Original WWII Imperial Japanese Army Type 19 Kyu-Gunto Long Nickel Plated Parade Sword with Scabbard
Original Item: Only One Available. The first standard sword of the Japanese military was known as the kyu gunto (旧軍刀, old military sword). Murata Tsuneyoshi (1838-1921), a Japanese general who previously made guns, started making what was probably the first mass-produced substitute for traditionally made samurai swords. These swords are referred to as "Murata-to" and they were used in both the Sino-Japanese war (1894-1895) and the Russo-Japanese war (1904-1905).
The kyu gunto was used from 1875 until 1934, it closely resembled European and American swords of the time, with a wraparound hand guard (also known as a D-Guard) and chrome plated scabbard (saya), the steel scabbard is said to have been introduced around 1900.
This is a very good example of a WWII Era Japanese Army Officer's Parade Sword with a Polished Wood Grip and the "10 petal" IJA Cherry Blossom Emblem on the sides of the Handle. These are often confused with the Imperial Japanese Police Dress Swords, which are extremely similar.
This is a very fine example in untouched condition. The brass guard has a rich mellow patina, with some of the original gilt finish still retained in areas. The nickel on the scabbard is over 95% intact, with just a bit of oxidation. The brass wire wrap on the handle is appears complete, but loose in some areas, and the polished wood grip appears to be in great condition. The blade is absolutely exceptional, with full nickeled finish, showing just a bit of oxidation near the leather blade buffer. Overall length in the scabbard is approximately 35 1/2 ”, with a blade length of 29 1/2”.
This is a great example to add to a collection of Japanese edged weapons. A Very fine example that would not need to be upgraded!
Overall length: 34 1/2”
Blade length: 29 1/2”
Hand guard: 4” width x 5” length
Scabbard length: 30 3/4”
The Imperial Japanese Army parade sword was first adopted in 1875 (Meiji 8) as the Type 8 Kyu-Gunto (First Military Sword). It was later modified in 1886 (Meiji 19) as the Type 19 Kyu-Gunto. Regulations state that the grips of these swords for officers below the rank of General shall be black horn, although other materials may be seen. General Officer swords were to have grips made of turtle shell. Type 8 sword scabbards have two suspension rings while Type 19 swords have one ring that is removable or only one suspension ring after circa 1932.
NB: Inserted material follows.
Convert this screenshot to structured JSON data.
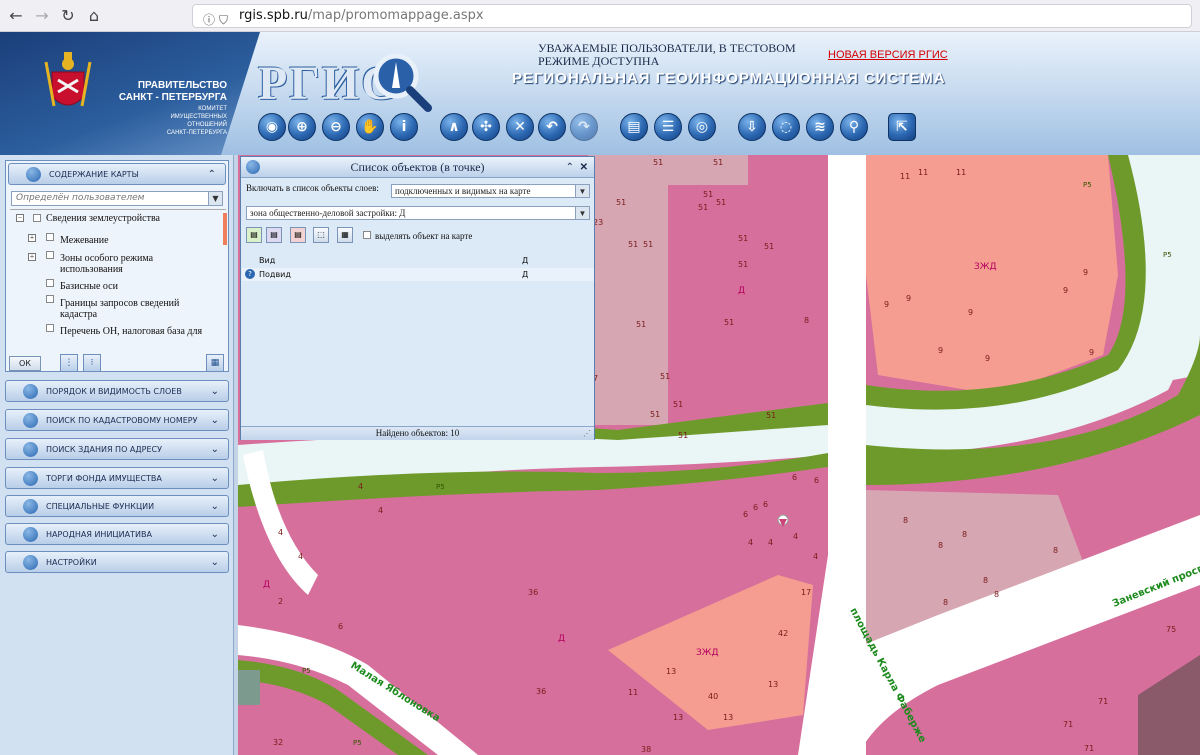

This Japanese Army "Parade Sword" is often mistaken for the almost identical "Police Sword" but there are distinct differences. The quick way to determine the difference between Army and Police swords of this type is to note the backstrap decoration. Army swords will normally have a ten petal cherry blossom on the back of the pommel and on the "ears" of the backstrap. Nearly identical Police swords will have a Police badge on the back of the pommel and a five petal cherry blossom on the "ears" of the backstrap. The same applies to ten- and five-petal cherry blossoms found in the guard design.